Craig Venter, pionnier du génome, est mort à 79 ans

Craig Venter, figure clé du séquençage du génome humain et précurseur de la biologie synthétique, est décédé à l'âge de 79 ans. Le J. Craig Venter Institute a annoncé que son décès faisait suite à une courte hospitalisation due aux effets secondaires d'un traitement contre le cancer. Venter laisse derrière lui un héritage marqué par des percées majeures et des controverses dans le domaine de la génomique.
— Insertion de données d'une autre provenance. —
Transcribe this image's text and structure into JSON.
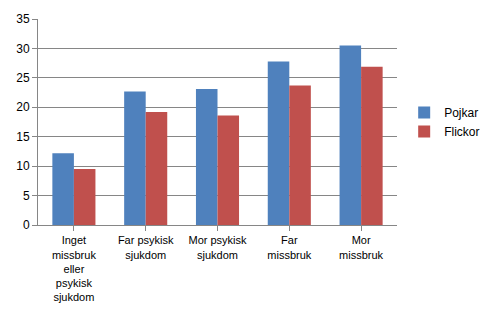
{
  "chart_data": {
    "type": "bar",
    "categories": [
      "Inget missbruk eller psykisk sjukdom",
      "Far psykisk sjukdom",
      "Mor psykisk sjukdom",
      "Far missbruk",
      "Mor missbruk"
    ],
    "series": [
      {
        "name": "Pojkar",
        "color": "#4f81bd",
        "values": [
          12.2,
          22.7,
          23.1,
          27.8,
          30.5
        ]
      },
      {
        "name": "Flickor",
        "color": "#c0504d",
        "values": [
          9.5,
          19.2,
          18.6,
          23.7,
          26.9
        ]
      }
    ],
    "ylim": [
      0,
      35
    ],
    "yticks": [
      0,
      5,
      10,
      15,
      20,
      25,
      30,
      35
    ],
    "grid": true,
    "legend": "right"
  }
}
Craig Venter, fondateur du J. Craig Venter Institute, est décédé après une brève hospitalisation causée par des effets secondaires inattendus liés au traitement d'un cancer récemment diagnostiqué, a indiqué l'institut. Il avait 79 ans. Venter a joué un rôle de premier plan dans le séquençage du génome humain, puis a été un pionnier de la biologie synthétique, impulsant à la fois des avancées majeures et des débats sur la commercialisation de la recherche et la perception de la science comme une course. Son ascension a débuté après son service comme infirmier de guerre au Vietnam, ce qui l'a motivé à poursuivre des recherches biomédicales aux National Institutes of Health dans les années 1980. Là-bas, il a mis au point le séquençage automatisé des étiquettes de séquence exprimées (EST), suscitant une controverse précoce lorsqu'il a cherché à les breveter malgré leurs fonctions inconnues. En 1998, frustré par le rythme du projet public Human Genome Project lancé en 1990, Venter a fondé Celera. Son équipe a utilisé le séquençage « shotgun » — consistant à fragmenter l'ADN en morceaux aléatoires pour les réassembler par ordinateur —, contrastant avec l'approche méthodique Sanger du HGP. Les deux projets ont annoncé des séquences préliminaires du génome humain en 2000, avec des publications en 2001, bien que Celera ait initialement retenu certaines données à des fins commerciales. Après le génome, le yacht de Venter, Sorcerer II, a collecté des échantillons d'eau de mer à travers le monde de 2004 à 2006, révélant des millions de protéines et plus de 1 000 nouvelles familles. En 2010, son équipe a créé une cellule synthétique en insérant un génome fabriqué en laboratoire dans un Mycoplasma capricolum, en remplacement de son génome original provenant de Mycoplasma mycoides. La cellule a survécu, marquant une étape importante dans la vie synthétique, bien que les critiques aient interrogé sa valeur pratique. Venter a par la suite travaillé sur les génomes minimaux, identifiant de nombreux gènes essentiels de fonction inconnue. Son impact immense sur la génomique, la biologie et la biodiversité marquera l'histoire scientifique.